十二月八日――泊瀬部の跡を襲い、蘇我馬子を筆頭とする群臣の三度に渡る要請を受けて大王の座に就いたのは炊屋姫であった。後にいう我が国初の女帝・推古である。
推古天皇は自らの甥・厩戸を皇太子に任じて国政を委ねる。厩戸は自らの信奉する仏宝に基づいた理想主義的な内政・外交を様々に展開していくものの、やがて厳しい現実の前に敗退して政治の表舞台を去り斑鳩の地に隠棲することになる。後世の人は彼の徳を称えて《聖徳太子》と呼んだ。
推古が我が子・竹田皇子をその座に就けなかった理由は史書には記されていないが、推古が七十五歳の長寿を保って没した際に「竹田の墓に合葬して欲しい」と遺言していることから、彼女の即位以前に早世したと考えられる。

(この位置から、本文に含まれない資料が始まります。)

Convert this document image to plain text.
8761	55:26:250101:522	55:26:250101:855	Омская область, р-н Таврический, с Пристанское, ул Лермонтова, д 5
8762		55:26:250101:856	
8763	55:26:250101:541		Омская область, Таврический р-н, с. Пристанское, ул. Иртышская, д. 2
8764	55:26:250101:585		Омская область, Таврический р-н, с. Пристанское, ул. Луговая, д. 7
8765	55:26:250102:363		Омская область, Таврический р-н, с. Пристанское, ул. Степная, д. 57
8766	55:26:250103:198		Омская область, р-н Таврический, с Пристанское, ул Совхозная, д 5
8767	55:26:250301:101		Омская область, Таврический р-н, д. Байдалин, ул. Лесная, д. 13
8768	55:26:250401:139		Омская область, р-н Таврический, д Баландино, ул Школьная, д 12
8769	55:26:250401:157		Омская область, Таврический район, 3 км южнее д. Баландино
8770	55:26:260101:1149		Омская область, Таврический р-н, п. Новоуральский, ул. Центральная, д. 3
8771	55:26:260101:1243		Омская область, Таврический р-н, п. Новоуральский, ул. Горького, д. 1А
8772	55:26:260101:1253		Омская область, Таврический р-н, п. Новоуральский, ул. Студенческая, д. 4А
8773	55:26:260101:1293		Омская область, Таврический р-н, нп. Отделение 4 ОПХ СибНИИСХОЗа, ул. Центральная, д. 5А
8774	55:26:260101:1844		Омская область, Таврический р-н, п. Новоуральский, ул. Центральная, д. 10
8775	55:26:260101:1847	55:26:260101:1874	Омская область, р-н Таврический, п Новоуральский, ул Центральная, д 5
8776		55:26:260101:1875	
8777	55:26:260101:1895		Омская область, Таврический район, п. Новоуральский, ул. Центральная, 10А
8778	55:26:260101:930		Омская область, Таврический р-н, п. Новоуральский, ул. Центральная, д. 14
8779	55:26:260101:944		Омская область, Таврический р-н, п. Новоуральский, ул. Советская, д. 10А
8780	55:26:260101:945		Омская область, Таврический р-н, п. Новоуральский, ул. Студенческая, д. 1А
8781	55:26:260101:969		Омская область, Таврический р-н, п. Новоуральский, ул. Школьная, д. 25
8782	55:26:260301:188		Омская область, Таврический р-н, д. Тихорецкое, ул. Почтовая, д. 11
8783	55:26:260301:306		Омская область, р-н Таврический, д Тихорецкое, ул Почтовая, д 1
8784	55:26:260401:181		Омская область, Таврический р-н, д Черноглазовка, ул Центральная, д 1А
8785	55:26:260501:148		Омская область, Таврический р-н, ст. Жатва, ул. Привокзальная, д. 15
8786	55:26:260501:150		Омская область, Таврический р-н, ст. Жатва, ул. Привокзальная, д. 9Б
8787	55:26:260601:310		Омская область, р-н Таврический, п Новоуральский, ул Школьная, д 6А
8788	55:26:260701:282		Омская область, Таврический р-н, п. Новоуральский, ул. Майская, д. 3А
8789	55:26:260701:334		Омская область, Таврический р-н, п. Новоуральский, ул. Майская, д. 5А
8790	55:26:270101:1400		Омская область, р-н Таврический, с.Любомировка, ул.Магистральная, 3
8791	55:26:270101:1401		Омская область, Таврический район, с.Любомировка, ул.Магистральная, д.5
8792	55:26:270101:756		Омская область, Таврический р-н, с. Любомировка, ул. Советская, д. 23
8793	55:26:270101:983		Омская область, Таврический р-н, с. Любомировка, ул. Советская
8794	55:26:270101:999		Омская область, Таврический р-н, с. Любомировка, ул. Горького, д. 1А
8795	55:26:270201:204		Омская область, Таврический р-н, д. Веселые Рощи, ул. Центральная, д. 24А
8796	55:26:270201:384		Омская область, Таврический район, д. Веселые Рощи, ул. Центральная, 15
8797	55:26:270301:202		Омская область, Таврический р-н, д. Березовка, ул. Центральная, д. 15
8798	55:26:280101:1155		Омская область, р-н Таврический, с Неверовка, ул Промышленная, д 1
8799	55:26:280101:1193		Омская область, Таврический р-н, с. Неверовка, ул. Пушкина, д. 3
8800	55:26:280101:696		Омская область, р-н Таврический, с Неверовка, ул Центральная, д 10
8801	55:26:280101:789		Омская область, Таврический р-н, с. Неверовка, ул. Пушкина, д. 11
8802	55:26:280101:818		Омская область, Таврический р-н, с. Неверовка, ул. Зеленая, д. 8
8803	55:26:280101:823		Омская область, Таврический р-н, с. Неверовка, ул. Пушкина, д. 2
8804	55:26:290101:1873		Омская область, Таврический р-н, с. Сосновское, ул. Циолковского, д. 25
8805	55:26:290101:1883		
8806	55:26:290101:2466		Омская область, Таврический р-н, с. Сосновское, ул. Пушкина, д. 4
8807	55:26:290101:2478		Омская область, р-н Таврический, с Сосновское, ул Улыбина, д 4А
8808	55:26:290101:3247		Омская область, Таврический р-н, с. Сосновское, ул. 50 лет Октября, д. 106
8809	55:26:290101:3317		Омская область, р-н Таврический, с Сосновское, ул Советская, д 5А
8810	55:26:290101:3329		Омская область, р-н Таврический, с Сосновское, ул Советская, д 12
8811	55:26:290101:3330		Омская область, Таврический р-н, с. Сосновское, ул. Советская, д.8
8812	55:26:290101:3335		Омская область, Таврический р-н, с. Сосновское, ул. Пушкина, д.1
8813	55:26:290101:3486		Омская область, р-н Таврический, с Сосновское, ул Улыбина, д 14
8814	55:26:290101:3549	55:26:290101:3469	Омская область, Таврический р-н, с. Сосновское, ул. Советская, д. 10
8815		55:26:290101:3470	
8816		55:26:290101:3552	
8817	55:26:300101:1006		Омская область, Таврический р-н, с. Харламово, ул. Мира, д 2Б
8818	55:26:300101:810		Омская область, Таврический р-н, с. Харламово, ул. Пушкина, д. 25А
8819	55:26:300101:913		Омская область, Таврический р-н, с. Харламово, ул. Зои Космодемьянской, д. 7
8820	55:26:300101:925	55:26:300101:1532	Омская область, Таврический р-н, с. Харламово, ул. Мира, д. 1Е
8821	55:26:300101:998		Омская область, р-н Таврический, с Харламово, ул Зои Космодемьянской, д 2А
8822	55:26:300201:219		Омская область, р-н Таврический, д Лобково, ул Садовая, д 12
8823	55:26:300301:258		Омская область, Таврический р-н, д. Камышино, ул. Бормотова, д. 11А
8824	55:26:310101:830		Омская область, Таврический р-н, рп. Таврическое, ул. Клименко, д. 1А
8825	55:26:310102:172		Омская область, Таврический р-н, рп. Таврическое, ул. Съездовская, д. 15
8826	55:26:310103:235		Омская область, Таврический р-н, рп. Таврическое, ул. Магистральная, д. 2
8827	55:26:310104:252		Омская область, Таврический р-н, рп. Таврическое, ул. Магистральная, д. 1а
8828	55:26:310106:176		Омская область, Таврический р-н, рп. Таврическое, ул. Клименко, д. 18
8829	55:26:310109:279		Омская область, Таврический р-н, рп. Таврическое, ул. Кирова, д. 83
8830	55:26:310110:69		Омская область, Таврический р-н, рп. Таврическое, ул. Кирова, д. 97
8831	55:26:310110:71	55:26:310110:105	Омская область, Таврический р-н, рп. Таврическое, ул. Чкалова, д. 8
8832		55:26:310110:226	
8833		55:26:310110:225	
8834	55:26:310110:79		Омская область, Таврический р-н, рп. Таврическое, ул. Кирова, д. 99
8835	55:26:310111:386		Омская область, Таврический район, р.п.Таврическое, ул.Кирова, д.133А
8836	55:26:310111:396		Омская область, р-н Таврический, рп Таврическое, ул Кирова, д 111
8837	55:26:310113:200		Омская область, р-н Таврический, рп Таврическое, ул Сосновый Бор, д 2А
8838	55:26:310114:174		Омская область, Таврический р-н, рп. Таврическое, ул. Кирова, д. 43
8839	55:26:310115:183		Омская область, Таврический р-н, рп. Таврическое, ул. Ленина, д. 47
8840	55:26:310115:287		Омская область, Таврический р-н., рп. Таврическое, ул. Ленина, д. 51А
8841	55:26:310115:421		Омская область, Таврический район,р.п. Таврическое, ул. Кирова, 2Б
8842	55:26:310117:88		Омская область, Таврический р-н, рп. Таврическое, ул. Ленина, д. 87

東漢直駒は河上娘を汚したことが馬子に露見して殺害された。河上娘のその後は不明だが、一説には厩戸と再婚したという。
そして、泊瀬部大王――後に崇峻の諡が与えられることになるこの天皇は殺害された当日、倉梯岡陵に葬られた。
厩戸とその母以外、誰にも蘇りを望まれることなく。